LA VITA non é dell’uomo, più ancora non appartiene agli uomini. A quelli che vogliono decidere loro se valga la pena che tu viva o meno. Loro al posto tuo che, dal punto di vista della fede, non sarai padrone della tua esistenza, ma di questa comunque ne sei il depositario, il responsabile ultimo. Sempre loro si arrogano il potere di scegliere al posto dei tuoi genitori, qualora tu sia troppo piccolo per avere voce in capitolo sulla tua vita. A Liverpool è successo in questi giorni agli sfortunati genitori di Alfie Evans, il bimbo di ventiquattro mesi affetto da una gravissima malattia neurodegenerativa, ai quali i giudici di Sua Maestà hanno impedito di trasportare il figlio in Italia nel tentativo disperato di trovare una cura.
SI ERANO fatti avanti per ricoverare il bimbo sia l’ospedale vaticano Bambin Gesù, sia il Gaslini di Genova, nosocomio di eccellenza in campo pediatrico nel quale si crede nella scienza non ai miracoli, si seguono protocolli e non si recitano rosari, a dimostrazione che forse per Alfie vi era una seppur timida, infinitesimale ragionevole speranza. Il dubbio resta e rimarrà con noi per sempre, perché, mentre nel nostro Paese dalle colonne di qualche giornale laico si dava spazio all’indignazione (minoritaria!) contro il governo, reo di aver concesso la cittadinanza italiana al piccolo, ad Alfie veniva staccata la spina. Nessun tempo supplementare per lui. Game over.

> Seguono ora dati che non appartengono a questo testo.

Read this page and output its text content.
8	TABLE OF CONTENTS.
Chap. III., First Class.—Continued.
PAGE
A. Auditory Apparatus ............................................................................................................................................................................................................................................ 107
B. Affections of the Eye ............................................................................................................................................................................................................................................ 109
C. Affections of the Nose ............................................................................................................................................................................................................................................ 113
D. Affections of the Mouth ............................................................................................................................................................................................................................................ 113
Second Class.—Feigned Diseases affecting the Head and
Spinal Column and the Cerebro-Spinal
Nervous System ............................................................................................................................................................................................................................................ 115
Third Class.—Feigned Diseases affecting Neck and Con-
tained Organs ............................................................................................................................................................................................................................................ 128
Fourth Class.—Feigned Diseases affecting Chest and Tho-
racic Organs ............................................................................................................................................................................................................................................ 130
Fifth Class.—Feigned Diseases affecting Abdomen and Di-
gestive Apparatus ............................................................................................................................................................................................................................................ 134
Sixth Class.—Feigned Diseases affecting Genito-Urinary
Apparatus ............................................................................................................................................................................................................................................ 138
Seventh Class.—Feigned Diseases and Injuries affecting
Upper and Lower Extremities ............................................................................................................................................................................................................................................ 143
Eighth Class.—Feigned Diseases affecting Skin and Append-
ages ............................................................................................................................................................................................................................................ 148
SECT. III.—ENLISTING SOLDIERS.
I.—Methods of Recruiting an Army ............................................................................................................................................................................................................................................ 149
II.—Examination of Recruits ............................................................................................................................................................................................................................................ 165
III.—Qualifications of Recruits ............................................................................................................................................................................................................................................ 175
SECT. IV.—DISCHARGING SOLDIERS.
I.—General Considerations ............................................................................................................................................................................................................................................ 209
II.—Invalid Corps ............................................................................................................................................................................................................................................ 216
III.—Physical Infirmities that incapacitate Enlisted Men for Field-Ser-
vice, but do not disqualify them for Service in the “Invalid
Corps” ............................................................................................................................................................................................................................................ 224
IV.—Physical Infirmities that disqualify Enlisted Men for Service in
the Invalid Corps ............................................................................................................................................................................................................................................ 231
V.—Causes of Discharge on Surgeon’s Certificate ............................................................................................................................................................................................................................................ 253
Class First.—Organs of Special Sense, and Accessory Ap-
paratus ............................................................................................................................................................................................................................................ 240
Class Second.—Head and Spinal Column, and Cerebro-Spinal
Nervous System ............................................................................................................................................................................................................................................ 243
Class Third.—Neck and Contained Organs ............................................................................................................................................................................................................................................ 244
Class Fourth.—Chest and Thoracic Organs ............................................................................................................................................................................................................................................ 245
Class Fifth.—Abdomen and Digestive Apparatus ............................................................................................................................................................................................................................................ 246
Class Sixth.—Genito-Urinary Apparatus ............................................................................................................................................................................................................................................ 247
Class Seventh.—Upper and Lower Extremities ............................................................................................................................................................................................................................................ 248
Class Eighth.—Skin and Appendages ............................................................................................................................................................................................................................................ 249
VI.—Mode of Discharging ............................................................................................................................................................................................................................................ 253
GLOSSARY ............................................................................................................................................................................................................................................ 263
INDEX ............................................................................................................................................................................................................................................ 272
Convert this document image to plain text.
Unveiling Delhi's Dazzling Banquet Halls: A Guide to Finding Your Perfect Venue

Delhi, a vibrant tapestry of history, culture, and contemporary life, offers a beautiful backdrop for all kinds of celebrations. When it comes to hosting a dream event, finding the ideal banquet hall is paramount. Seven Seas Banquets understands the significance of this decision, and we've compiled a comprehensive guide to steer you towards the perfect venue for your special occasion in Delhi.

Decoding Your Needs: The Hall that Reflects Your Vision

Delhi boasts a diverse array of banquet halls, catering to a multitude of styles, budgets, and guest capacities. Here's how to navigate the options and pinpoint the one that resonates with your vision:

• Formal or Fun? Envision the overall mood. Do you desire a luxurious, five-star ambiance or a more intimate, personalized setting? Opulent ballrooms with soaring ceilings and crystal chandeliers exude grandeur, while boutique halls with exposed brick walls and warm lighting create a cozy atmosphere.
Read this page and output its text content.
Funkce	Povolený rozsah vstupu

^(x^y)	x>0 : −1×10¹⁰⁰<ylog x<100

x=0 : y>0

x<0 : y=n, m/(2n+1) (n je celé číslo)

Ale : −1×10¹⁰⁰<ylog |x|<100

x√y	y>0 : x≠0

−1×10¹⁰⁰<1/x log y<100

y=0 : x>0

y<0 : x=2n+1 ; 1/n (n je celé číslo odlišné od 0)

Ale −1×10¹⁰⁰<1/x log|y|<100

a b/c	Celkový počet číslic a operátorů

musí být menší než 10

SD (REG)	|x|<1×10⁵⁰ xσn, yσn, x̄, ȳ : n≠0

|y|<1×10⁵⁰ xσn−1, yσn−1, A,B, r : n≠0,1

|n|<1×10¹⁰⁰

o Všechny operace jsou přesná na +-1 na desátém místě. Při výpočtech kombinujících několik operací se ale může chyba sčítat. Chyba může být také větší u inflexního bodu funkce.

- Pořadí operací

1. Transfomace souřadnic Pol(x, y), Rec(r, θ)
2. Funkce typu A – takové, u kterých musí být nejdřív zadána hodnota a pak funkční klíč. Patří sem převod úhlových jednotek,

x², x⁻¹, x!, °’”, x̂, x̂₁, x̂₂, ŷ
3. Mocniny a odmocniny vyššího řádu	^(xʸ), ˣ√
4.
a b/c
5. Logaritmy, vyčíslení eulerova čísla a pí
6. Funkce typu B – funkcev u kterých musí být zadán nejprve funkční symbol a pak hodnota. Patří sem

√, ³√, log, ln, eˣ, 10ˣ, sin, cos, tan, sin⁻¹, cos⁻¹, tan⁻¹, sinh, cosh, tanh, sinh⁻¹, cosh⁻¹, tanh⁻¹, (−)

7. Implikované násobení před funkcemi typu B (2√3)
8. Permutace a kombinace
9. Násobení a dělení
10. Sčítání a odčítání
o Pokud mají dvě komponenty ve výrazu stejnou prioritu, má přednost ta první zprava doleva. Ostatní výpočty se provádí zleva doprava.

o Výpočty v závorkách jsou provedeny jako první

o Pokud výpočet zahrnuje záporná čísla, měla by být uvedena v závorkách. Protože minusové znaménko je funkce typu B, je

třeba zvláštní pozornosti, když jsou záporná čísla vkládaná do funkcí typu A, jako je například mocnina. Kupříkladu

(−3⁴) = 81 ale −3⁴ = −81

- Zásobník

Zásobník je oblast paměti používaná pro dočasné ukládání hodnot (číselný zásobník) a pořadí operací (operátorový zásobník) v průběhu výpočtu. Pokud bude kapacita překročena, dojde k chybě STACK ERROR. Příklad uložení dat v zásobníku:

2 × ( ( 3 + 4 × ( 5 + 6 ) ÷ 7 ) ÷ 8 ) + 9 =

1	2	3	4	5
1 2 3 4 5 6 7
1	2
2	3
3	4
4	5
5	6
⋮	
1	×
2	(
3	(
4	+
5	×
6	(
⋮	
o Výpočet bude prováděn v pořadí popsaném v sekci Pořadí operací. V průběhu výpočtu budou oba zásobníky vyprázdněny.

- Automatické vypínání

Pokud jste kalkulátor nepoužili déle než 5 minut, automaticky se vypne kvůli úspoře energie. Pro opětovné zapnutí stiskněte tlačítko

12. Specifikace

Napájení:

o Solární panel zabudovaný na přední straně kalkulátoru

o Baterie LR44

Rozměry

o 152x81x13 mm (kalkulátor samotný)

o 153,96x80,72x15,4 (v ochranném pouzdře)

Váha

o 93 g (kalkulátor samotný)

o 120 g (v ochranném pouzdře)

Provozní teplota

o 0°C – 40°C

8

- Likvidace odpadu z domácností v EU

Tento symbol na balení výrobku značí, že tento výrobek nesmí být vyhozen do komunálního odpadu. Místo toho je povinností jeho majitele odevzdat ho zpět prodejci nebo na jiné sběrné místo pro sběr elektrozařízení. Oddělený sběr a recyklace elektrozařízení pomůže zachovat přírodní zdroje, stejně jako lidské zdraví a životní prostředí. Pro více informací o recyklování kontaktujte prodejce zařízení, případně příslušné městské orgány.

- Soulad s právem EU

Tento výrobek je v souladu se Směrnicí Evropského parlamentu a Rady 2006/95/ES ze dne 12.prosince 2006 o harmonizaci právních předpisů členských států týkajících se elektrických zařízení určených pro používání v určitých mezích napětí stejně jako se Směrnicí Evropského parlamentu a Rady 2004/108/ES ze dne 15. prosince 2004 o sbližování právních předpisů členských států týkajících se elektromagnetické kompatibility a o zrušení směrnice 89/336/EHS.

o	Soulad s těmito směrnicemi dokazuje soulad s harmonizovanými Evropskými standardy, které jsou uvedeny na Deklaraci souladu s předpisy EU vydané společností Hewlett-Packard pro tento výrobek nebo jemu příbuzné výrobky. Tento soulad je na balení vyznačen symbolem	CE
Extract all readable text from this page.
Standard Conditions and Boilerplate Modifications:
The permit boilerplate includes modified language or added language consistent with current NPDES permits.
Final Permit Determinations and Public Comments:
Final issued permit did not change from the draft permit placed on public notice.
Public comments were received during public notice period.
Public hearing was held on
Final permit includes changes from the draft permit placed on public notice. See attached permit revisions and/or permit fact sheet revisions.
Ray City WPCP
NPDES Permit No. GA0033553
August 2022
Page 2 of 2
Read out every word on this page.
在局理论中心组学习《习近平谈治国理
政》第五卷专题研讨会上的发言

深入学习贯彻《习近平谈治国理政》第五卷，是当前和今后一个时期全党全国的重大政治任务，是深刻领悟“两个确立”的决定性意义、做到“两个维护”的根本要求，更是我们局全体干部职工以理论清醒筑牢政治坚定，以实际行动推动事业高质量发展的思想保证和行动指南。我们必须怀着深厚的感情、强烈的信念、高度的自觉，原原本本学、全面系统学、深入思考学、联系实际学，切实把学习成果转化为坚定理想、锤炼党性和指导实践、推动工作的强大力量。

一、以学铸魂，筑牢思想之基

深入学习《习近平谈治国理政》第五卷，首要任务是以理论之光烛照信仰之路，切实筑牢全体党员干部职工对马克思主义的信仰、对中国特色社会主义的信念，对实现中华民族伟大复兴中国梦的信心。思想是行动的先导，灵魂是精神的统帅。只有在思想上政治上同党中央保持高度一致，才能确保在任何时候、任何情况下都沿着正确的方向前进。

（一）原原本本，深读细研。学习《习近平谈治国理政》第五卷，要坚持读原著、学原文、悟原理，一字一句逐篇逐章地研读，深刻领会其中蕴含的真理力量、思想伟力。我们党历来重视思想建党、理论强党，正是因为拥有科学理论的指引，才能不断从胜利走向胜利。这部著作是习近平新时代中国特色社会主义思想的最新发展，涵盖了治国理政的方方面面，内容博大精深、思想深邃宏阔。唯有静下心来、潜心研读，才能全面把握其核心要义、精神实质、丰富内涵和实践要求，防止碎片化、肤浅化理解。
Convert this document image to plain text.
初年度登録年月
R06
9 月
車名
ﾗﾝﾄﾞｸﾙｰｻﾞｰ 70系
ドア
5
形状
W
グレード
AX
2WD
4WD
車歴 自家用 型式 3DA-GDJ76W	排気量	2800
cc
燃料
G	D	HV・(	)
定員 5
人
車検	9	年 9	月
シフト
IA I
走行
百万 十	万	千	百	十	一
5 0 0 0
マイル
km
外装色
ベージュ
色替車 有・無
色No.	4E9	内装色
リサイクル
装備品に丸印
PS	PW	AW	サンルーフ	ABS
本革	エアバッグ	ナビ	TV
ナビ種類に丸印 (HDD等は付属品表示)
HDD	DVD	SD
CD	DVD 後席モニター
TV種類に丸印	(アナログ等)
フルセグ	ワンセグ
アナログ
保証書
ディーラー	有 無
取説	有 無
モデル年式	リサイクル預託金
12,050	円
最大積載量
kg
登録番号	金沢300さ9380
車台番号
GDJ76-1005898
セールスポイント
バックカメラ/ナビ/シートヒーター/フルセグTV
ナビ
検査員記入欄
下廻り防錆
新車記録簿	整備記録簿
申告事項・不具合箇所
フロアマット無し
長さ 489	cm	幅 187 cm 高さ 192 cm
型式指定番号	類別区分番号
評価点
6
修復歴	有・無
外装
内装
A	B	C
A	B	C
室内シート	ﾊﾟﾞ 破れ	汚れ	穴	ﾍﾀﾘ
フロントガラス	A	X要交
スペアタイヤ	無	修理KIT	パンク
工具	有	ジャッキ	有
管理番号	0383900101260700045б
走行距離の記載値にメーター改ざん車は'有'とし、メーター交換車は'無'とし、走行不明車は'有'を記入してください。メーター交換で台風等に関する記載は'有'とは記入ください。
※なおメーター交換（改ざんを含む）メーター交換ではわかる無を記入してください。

I SANITARI avevano assicurato che, una volta tolto il supporto vitale, il bimbo sarebbe deceduto nel giro di qualche ora e invece Alfie ha lottato quattro giorni. Abbastanza insomma per interrogarci su quanto sia stato davvero “nell’interesse del bambino” omettere la ventilazione artificiale piuttosto che procedere a un’eutanasia attiva previa sedazione profonda. Quesito antipatico di questi tempi in cui è facile demonizzare la dolce morte in Italia come a Liverpool, dove al pari dell’intero Regno Unito, è tuttavia possibile staccare la spina anche senza il consenso dei genitori di un minorenne in coma irreversibile. Il diritto britannico richiede un accordo tra questi e i medici e, qualora non lo si raggiunga, sta alla magistratura decidere.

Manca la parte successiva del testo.